Até a década de 1990 desenvolvia-se intensa atividade de extração mineral nos municípios da região, em especial de chumbo e fluorita. O esgotamento das minas, principalmente de chumbo, aliado à questão ambiental e de saúde pública, foram determinantes para a paralisação econômica da região que, mesmo com essas minerações, nunca apresentou grande desenvolvimento econômico e social. As minerações encerraram suas atividades, deixando um grande passivo ambiental que hoje foi em parte sanado.

Os indicadores negativos podem ser atribuídos, também, ao fato da região estar isolada de outras mais desenvolvidas por conta de falta de uma boa infra-estrutura rodoviária (as estradas de acesso de Curitiba a Adrianópolis e a Cerro Azul tiveram sua pavimentação concluída no final do ano de 2005). As péssimas condições de acesso à região não permitiram o transporte rápido e seguro, impedindo o escoamento da produção agrícola e investimentos econômicos.

A economia dos municípios da região tem como base o comércio, os serviços e a agropecuária, onde predomina a agricultura de subsistência em pequenas áreas e com tecnologia pouco desenvolvida.
Percebe-se um grande aumento da exploração do pinus, principalmente nos municípios de Cerro Azul e Doutor Ulysses, onde se observam grandes áreas plantadas. Mas apesar disso esta indústria emprega um número pequeno de funcionários.

Os municípios têm orçamentos fortemente dependentes de repasses dos governos federal e estadual. Cerro Azul e Adrianópolis apresentam as maiores receitas orçamentárias em relação aos municípios de Ribeira, Doutor Ulysses e Itapirapuã Paulista.

Com relação aos serviços de saúde encontra-se uma situação precária. As condições de saneamento e moradia também são ruins, com um grande número de casas sem água encanada e banheiros. Apesar de os municípios do Paraná terem recebido investimentos em saneamento, ainda não há rede de coleta de esgoto na maioria dos municípios estudados. A coleta de lixo é boa nas áreas urbanas, porém nas áreas rurais, somente cerca de 50% da população têm acesso a esse serviço (2000). Nenhum dos municípios apresenta uma disposição adequada dos resíduos sólidos.

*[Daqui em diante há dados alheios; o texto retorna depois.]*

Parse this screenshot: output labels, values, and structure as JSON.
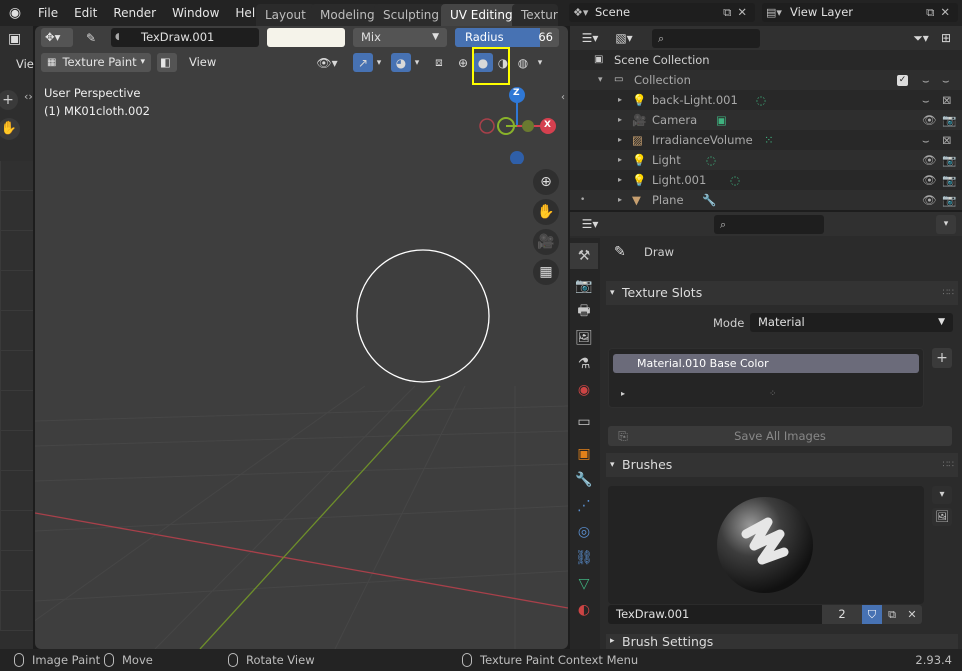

Em relação à educação, a estrutura existente atende a educação básica, verificando-se ainda dificuldades na zona rural de alguns municípios. A maioria das escolas é pública, mantidas pelos governos estaduais ou municipais.

Quanto à saúde pública, dentre as doenças endêmicas, o maior problema registrado é a leischmaniose, doença causada por protozoários. Ainda são observados alguns casos de saturnismo, doença decorrente da contaminação por chumbo. A contaminação ocorre principalmente em crianças que moram próximas à área da antiga mineradora Plumbum, no município de Adrianópolis, a jusante da barragem de Tijuco Alto.